Despite its location on the ground floor of the new Novotel Melbourne Central, Goldie Asian Canteen doesn’t feel like a typical hotel lobby restaurant. It's bright and airy, with black-and-white tiled floors, purple neon signage, and bubble lights suspended overhead.
It's also got some serious culinary pedigree, with head chef Michael Smith behind the burners. Putting out toasted sandwiches and bao buns at a laid-back city spot is a gear shift for the former Mamasita, Tonka and (now-closed) Jacques Reymond head chef. But Smith says this was a project he couldn’t turn down.
“I never had my own restaurant. I was always doing someone else’s food,” he says. “Here, I’ve been really able to put my stamp on it.”
That stamp is a riff on Cantonese and Japanese fare, though you’ll find flavours from across Asia scattered throughout the menu. There’s a sourdough toastie stuffed with barbeque char siu pork, kimchi and cheese. Youtiao – a deep-fried Chinese doughnut similar to a churro – is chopped, mixed with yellow bean paste, egg and onion, and served wrapped in a savoury crepe.
“A couple of the first head chefs [I trained under] were Malaysian, Sri Lankan, Indian,” Smith says. “So I got to know that flavour profile fairly well.”
The menu is snack-heavy, so it’s a good idea to order a few plates. Everything is available from 7.30am, from the prawn and pork siu mai with confit garlic and chili oil to the panko-crumbed Szechuan eggplant bao buns with togarashi kewpie.
Smith says his Peking duck toastie – filled with instant noodles, duck, hoi sin, kewpie and cheese – is 20 years in the making, based off a dish he made as a kid.
“After school I was only ever allowed to have one sandwich,” he says. “So I’d try to get as much stuff into one sandwich as possible.”
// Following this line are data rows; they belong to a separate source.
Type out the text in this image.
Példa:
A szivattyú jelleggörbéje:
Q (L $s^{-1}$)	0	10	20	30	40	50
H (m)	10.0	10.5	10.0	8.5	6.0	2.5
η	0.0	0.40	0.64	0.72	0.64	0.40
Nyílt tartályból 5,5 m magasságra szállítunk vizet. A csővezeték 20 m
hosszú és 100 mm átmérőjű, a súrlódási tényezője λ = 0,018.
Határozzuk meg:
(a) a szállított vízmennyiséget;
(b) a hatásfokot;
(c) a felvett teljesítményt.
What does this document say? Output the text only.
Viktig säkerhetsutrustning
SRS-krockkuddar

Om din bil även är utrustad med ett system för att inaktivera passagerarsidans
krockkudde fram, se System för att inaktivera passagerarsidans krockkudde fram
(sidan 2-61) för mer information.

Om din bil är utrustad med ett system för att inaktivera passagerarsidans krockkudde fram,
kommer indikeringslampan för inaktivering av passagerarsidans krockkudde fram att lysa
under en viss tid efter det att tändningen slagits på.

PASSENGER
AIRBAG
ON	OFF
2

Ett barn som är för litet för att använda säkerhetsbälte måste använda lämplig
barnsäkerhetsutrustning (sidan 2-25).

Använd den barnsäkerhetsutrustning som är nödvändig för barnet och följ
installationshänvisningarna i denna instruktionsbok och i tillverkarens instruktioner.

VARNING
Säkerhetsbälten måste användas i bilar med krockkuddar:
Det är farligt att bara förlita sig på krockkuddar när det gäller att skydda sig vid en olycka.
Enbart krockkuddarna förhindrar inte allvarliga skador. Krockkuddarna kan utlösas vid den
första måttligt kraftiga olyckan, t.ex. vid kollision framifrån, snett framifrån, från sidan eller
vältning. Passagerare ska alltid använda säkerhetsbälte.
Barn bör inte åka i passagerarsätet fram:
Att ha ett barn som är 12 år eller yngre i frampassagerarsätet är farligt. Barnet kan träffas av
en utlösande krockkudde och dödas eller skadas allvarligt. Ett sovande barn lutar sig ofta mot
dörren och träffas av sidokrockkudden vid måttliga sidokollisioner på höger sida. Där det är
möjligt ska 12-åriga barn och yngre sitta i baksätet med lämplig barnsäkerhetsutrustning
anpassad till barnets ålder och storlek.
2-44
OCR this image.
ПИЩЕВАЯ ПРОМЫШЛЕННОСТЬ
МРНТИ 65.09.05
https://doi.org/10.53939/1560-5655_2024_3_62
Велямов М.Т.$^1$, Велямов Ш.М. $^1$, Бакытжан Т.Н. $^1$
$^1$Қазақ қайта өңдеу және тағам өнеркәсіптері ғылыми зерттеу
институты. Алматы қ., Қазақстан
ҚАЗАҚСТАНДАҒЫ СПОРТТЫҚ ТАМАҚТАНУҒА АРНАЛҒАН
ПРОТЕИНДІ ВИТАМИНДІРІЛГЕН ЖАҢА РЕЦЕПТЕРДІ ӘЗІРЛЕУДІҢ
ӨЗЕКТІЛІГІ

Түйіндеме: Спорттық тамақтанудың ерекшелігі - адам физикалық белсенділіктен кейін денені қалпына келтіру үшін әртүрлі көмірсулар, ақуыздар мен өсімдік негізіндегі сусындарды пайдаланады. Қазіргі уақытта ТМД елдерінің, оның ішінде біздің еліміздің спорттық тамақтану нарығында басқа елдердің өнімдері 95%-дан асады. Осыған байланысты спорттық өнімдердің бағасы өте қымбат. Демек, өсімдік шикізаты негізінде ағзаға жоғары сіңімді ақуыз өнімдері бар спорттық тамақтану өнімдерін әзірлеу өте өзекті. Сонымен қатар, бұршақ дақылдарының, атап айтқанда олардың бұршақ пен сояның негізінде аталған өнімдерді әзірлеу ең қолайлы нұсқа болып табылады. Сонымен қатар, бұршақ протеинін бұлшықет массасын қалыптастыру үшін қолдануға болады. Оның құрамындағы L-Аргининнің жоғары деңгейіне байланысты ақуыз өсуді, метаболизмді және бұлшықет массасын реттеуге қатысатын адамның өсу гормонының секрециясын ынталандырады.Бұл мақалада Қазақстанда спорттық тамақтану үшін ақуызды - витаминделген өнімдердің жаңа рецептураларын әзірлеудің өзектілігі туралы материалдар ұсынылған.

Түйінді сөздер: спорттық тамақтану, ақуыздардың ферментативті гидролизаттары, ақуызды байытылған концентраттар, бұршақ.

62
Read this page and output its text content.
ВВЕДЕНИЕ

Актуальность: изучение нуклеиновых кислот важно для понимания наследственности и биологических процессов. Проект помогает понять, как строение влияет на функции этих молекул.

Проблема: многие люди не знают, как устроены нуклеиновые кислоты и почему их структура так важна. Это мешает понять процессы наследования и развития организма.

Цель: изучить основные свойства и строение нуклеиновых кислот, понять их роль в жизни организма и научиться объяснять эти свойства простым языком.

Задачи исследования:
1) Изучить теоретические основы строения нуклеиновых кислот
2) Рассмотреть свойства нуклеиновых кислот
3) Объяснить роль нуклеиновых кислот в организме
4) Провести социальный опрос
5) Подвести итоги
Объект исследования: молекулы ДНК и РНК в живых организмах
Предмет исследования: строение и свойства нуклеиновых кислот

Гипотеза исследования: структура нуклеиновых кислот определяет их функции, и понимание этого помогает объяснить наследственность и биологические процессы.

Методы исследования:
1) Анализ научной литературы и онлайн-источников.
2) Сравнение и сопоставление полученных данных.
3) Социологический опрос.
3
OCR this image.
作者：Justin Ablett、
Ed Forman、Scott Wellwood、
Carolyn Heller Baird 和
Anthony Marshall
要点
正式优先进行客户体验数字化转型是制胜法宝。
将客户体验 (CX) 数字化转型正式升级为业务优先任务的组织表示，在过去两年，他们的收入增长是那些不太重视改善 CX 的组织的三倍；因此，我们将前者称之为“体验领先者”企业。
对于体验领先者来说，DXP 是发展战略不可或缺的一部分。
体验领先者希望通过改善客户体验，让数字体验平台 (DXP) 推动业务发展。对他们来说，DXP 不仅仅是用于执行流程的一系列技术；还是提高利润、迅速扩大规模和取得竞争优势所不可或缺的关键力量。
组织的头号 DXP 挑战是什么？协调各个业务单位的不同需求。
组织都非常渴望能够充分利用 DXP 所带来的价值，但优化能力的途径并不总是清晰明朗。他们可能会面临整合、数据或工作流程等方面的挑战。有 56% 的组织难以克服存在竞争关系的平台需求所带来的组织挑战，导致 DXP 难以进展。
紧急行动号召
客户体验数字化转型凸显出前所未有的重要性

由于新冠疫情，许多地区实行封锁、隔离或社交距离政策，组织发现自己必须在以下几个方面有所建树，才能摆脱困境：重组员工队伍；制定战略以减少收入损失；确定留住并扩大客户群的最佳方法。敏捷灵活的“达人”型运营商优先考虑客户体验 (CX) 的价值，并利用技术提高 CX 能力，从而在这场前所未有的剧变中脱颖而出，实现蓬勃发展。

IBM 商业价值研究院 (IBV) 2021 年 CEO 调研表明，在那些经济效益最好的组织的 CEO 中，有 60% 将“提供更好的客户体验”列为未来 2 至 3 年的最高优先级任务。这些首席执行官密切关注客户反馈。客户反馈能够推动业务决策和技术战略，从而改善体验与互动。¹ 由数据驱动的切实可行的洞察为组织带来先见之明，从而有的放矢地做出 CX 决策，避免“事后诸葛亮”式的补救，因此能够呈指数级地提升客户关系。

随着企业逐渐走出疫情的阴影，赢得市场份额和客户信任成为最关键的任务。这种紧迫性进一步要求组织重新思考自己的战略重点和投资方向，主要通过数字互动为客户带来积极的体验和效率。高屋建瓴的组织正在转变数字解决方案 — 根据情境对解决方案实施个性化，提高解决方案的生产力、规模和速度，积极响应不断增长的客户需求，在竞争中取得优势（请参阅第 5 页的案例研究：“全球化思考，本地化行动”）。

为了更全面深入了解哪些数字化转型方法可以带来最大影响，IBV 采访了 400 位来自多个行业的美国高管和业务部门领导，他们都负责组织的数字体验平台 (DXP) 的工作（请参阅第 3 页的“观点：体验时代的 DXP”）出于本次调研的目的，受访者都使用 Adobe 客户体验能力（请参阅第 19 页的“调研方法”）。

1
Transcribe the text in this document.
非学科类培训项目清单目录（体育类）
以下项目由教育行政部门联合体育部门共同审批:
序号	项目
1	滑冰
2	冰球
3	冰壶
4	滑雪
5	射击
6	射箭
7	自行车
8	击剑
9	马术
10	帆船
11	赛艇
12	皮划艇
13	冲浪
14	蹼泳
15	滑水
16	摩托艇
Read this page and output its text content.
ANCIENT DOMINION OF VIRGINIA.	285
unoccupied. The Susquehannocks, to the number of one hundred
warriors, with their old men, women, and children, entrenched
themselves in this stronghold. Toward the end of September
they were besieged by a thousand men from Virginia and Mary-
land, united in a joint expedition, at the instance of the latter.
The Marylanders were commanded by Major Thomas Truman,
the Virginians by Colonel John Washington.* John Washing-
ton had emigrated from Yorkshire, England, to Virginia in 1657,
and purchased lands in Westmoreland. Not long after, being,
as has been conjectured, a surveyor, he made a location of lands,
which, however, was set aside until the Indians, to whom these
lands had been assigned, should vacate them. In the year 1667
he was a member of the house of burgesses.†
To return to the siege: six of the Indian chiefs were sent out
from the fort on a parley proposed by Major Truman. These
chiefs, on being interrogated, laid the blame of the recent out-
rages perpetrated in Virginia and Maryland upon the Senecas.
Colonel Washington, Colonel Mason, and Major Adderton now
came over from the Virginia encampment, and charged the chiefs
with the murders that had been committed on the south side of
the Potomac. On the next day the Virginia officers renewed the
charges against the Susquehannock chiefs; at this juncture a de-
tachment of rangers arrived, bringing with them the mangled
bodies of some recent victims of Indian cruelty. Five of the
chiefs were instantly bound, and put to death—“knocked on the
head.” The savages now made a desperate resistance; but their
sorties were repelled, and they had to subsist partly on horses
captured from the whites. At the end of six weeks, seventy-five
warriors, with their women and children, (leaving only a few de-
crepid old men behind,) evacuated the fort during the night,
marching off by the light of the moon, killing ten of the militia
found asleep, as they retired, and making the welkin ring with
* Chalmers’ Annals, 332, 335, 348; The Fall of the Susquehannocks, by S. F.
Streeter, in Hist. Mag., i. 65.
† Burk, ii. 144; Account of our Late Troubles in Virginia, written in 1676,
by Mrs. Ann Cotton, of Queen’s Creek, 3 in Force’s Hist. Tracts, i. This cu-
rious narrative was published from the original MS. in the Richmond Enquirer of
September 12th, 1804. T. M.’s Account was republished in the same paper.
There’s bubble tea with a kick, too: try the Coffee Cup with cold brew, Kahlua, vodka and tonic-flavoured tapioca pearls, or the Goldie Signature, a boozy concoction of plum wine, lychee and mint.
Goldie Asian Canteen & Brews
LG/399 Little Lonsdale Street, Melbourne
(03) 9929 8888
This article first appeared on Broadsheet on February 4, 2019. Menu items may have changed since publication.